Some people organize their lives using fancy newish services like Evernote, Asana, and Notesy.  Business magazines would lead us to believe that everyone is using these apps, and without them, we risk plummeting productivity and blank to-do lists.  Well, as someone with two of the apps I mentioned (and some more I didn’t mention) downloaded but infrequently used, I beg to differ. My main way of organizing my life and my ideas is as low tech as it gets.  I manage my life on post-its.

Post-its are my way of keeping track of things I need to do, read, and think about.  They’re how I remember to send my sister a birthday present in time, get the oil changed, hit work deadlines, and get a hill workout in.  There’s something comforting about seeing multi-colored squares dotting my notebooks, my desk, and even my walls — organized in a fashion that I understand completely, but other may see as art one day and utter chaos on another.  So when I decided to clean up my diet recently, it’s no surprise that I turned not to some flashy app, but rather, to my tried-and-true post-its.

It’s a well-known fact that food journaling leads to positive health outcomes.  A Kaiser Permanente study found that keeping a food journal can double weight loss.  The simple act of writing down what we’re eating impacts our ability to stick to the changes we’re trying to make.  And although lots of companies may try to convince us otherwise, where we write this down doesn’t matter nearly as much as whether or not we do it every single day.  So if you’re thinking about keeping a food journal for any reason, make a plan based on how you organize the rest of your life.

My goal right now is to put healthier foods into my body and keep less healthy stuff out of my body.  I’m not trying to lose weight or adhere to some strict regimen, so I don’t need any elaborate calorie tracking or ingredient research.  Post-its are a perfect solution.  My plan is as simple as it gets:

  1. Stick fresh post-it on the front of my work notebook every morning
  2. Write down everything I eat (if I eat carrots, I write “carrots,” and if I eat ice cream, I write “ice cream”)
  3. Take stock at the end of the day

Why does this work?  For the simplest reason: it’s a lot easier to write “carrots” than it is to write “ice cream.”  Knowing I’m going to need to write it down makes me think twice before raiding my kids’ Halloween candy or having a mindless handful of trail mix in the middle of the afternoon. Post-it by post-it, I’m getting back to a real food diet and going to sleep at night feeling nourished and accomplished….the old school way.  Here’s my list from today:

Post It

If looking for inspiration to clean up your diet, check out 100 Days of Real Food, or my post on the Real Food Diet.
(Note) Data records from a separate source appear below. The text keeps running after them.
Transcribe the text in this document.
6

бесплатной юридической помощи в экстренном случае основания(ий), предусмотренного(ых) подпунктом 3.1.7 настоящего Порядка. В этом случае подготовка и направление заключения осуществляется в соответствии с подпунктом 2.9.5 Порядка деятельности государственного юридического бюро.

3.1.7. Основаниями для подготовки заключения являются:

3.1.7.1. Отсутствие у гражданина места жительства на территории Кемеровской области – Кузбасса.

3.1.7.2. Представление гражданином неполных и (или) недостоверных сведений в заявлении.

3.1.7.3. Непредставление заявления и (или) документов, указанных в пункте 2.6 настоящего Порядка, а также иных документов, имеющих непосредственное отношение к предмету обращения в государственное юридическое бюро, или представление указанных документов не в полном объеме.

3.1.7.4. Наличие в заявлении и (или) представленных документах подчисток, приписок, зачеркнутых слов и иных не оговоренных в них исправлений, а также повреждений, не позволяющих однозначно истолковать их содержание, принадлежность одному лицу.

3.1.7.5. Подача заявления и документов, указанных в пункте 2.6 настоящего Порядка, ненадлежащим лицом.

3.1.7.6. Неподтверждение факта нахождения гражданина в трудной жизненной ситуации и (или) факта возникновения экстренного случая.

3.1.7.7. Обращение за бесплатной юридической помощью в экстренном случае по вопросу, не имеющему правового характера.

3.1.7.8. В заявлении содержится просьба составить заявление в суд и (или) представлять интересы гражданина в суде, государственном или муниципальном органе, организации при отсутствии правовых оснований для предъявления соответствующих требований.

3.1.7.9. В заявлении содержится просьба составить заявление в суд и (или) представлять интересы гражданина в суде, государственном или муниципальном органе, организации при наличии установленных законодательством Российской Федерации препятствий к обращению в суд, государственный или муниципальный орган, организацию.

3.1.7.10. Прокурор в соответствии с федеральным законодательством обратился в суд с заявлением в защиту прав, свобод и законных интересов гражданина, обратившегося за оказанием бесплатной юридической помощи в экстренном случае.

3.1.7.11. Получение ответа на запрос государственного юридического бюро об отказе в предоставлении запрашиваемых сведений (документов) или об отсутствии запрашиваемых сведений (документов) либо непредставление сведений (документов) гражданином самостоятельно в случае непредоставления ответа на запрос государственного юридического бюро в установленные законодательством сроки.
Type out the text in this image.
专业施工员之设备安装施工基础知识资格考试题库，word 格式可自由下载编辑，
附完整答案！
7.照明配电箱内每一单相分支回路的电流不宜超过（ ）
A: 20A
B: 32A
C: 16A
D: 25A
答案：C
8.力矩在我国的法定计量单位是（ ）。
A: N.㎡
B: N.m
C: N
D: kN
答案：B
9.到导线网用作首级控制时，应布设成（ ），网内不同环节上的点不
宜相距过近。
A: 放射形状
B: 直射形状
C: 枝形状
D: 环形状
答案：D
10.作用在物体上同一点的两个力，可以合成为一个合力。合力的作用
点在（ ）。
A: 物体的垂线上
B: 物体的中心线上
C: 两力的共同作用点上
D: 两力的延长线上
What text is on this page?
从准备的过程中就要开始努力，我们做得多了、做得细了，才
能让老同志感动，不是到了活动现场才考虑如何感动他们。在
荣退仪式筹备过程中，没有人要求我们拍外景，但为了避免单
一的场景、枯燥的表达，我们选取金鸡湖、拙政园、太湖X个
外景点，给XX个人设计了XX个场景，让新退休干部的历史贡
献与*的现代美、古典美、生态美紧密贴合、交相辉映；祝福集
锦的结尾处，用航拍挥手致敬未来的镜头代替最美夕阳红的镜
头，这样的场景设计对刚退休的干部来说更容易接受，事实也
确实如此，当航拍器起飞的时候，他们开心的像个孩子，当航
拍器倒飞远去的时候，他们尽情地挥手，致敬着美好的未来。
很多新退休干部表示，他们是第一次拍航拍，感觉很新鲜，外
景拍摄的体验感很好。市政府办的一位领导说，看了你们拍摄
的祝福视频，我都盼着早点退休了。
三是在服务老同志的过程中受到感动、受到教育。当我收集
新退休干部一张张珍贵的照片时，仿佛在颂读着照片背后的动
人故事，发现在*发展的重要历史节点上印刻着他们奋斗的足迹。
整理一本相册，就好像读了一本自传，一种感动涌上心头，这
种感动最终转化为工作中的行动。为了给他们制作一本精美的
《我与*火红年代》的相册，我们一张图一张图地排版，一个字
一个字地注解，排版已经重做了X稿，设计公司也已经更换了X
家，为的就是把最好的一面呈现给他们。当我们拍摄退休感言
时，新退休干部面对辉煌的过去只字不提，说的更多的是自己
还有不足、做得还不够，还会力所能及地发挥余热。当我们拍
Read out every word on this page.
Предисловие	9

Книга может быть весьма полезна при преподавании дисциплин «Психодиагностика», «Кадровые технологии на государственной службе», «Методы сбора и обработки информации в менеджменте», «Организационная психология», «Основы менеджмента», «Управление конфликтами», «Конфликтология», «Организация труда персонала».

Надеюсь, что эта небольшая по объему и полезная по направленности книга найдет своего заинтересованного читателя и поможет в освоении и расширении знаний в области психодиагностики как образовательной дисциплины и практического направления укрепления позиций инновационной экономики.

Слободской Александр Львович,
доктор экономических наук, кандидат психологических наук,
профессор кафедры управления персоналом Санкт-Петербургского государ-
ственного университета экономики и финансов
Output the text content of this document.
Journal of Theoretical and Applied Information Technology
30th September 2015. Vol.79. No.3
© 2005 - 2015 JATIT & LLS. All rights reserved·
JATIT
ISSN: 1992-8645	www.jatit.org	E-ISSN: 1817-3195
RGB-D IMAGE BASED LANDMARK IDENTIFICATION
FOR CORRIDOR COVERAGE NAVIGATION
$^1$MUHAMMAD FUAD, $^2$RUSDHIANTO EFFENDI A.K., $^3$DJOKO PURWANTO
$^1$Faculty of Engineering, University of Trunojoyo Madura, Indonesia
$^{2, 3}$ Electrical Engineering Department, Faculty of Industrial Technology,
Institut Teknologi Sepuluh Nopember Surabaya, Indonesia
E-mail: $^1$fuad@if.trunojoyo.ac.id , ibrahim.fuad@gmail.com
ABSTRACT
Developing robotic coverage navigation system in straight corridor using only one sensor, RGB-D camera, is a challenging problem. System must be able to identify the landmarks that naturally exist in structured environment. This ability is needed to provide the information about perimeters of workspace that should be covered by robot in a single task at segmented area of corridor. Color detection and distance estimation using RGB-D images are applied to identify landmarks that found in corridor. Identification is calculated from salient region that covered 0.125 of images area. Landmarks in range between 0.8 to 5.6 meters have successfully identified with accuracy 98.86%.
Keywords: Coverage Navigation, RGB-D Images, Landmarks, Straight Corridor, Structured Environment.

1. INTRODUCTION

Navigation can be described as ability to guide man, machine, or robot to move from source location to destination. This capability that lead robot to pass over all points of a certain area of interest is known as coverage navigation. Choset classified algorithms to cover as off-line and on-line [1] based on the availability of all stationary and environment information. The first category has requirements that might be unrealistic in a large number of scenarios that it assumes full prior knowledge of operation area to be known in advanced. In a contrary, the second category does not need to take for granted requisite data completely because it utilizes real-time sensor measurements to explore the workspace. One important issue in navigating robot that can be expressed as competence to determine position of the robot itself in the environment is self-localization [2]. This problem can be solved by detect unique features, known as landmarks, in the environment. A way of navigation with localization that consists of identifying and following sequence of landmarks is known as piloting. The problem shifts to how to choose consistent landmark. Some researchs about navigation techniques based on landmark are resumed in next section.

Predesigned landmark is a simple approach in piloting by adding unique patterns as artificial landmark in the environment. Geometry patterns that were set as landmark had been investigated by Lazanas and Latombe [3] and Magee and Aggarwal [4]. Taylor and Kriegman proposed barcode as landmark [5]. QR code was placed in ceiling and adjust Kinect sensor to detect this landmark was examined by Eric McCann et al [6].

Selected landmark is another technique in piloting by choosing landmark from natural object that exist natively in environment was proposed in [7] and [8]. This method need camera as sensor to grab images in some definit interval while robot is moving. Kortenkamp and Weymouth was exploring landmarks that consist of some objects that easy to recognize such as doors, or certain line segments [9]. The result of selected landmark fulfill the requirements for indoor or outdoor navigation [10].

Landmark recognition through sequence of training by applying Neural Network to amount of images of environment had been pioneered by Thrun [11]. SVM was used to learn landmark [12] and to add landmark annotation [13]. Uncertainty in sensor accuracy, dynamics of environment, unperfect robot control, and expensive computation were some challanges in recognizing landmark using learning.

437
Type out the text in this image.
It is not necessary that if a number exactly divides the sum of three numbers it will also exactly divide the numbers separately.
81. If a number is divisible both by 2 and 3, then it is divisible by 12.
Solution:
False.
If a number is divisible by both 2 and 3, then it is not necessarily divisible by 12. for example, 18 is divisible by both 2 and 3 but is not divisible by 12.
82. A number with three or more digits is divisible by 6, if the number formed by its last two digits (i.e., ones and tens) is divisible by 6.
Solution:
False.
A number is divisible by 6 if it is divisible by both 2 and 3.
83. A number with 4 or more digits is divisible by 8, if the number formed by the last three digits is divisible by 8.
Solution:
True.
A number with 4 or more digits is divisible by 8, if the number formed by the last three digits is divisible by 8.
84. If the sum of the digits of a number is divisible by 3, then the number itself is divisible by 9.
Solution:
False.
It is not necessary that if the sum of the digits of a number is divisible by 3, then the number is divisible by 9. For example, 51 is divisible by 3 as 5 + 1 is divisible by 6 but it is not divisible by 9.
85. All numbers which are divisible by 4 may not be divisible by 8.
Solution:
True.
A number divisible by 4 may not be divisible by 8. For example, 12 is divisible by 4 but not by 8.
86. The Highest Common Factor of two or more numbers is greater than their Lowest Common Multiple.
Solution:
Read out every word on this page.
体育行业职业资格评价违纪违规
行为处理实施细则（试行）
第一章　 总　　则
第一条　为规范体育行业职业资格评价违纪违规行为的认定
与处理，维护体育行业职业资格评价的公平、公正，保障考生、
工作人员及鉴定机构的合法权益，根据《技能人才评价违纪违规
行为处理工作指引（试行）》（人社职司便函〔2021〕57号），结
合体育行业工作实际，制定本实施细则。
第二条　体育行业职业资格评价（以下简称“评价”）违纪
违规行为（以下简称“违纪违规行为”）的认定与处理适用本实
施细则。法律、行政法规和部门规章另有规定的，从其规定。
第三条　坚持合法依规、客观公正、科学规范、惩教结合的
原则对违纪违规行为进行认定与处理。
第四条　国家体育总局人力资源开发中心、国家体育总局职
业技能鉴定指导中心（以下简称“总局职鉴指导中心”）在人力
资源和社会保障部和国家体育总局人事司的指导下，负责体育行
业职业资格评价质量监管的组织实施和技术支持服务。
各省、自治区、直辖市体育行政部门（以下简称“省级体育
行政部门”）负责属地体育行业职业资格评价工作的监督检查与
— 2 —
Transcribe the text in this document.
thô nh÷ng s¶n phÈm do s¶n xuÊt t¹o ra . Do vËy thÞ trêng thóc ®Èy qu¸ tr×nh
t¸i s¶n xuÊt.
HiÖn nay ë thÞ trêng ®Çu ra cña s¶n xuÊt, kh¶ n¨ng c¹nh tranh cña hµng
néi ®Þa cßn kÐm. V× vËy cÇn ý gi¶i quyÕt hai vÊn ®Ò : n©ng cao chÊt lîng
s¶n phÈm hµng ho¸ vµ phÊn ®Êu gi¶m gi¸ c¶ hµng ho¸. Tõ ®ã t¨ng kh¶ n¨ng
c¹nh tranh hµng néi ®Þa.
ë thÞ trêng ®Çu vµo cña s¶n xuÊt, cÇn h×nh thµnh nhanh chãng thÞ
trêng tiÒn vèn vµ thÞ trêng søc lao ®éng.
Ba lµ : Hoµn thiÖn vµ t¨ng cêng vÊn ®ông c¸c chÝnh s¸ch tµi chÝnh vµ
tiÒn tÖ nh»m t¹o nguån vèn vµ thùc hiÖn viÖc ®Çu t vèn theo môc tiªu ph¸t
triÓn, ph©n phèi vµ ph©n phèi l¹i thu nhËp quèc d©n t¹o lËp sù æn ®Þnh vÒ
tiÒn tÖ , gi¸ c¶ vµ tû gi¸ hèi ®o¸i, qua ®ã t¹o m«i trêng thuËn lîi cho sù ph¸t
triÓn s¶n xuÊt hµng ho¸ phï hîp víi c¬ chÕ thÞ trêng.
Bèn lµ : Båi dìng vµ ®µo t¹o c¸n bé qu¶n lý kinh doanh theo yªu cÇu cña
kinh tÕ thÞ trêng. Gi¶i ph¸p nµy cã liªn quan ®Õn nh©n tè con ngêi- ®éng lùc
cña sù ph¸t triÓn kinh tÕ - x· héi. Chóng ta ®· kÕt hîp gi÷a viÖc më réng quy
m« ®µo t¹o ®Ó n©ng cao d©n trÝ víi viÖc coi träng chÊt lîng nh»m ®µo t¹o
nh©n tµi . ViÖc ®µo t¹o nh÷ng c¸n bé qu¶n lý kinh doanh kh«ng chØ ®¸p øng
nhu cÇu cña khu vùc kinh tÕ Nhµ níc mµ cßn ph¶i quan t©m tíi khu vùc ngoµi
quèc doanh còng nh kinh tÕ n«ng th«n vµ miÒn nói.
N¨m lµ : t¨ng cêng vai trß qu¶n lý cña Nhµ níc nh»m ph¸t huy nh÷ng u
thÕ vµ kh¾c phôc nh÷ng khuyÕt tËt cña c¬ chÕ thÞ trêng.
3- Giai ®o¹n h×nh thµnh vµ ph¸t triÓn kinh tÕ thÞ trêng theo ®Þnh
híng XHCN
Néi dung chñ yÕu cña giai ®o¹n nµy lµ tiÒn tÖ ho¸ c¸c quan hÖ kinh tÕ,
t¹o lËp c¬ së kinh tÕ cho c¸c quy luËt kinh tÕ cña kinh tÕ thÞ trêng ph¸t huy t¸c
What tricks and tools help you keep your diet…and your life on track?

3 Comments Post a comment
  1. I really like this idea. I’m one for snacking just because I’m bored rather than hungry and making myself record everything I eat helps me cut it out. I use the MyFitnessPal app but its the same idea!

    November 13, 2014
  2. There’s an app called TwoGrand that I really like, you just take a picture of the food you eat with your cell phone, then other people can like it or give you motivation back. It’s sort of like a food journal, but with photos. I also like the extra encouragement.

    November 13, 2014
  3. josh94110 #

    Tell us about the other post it methods!!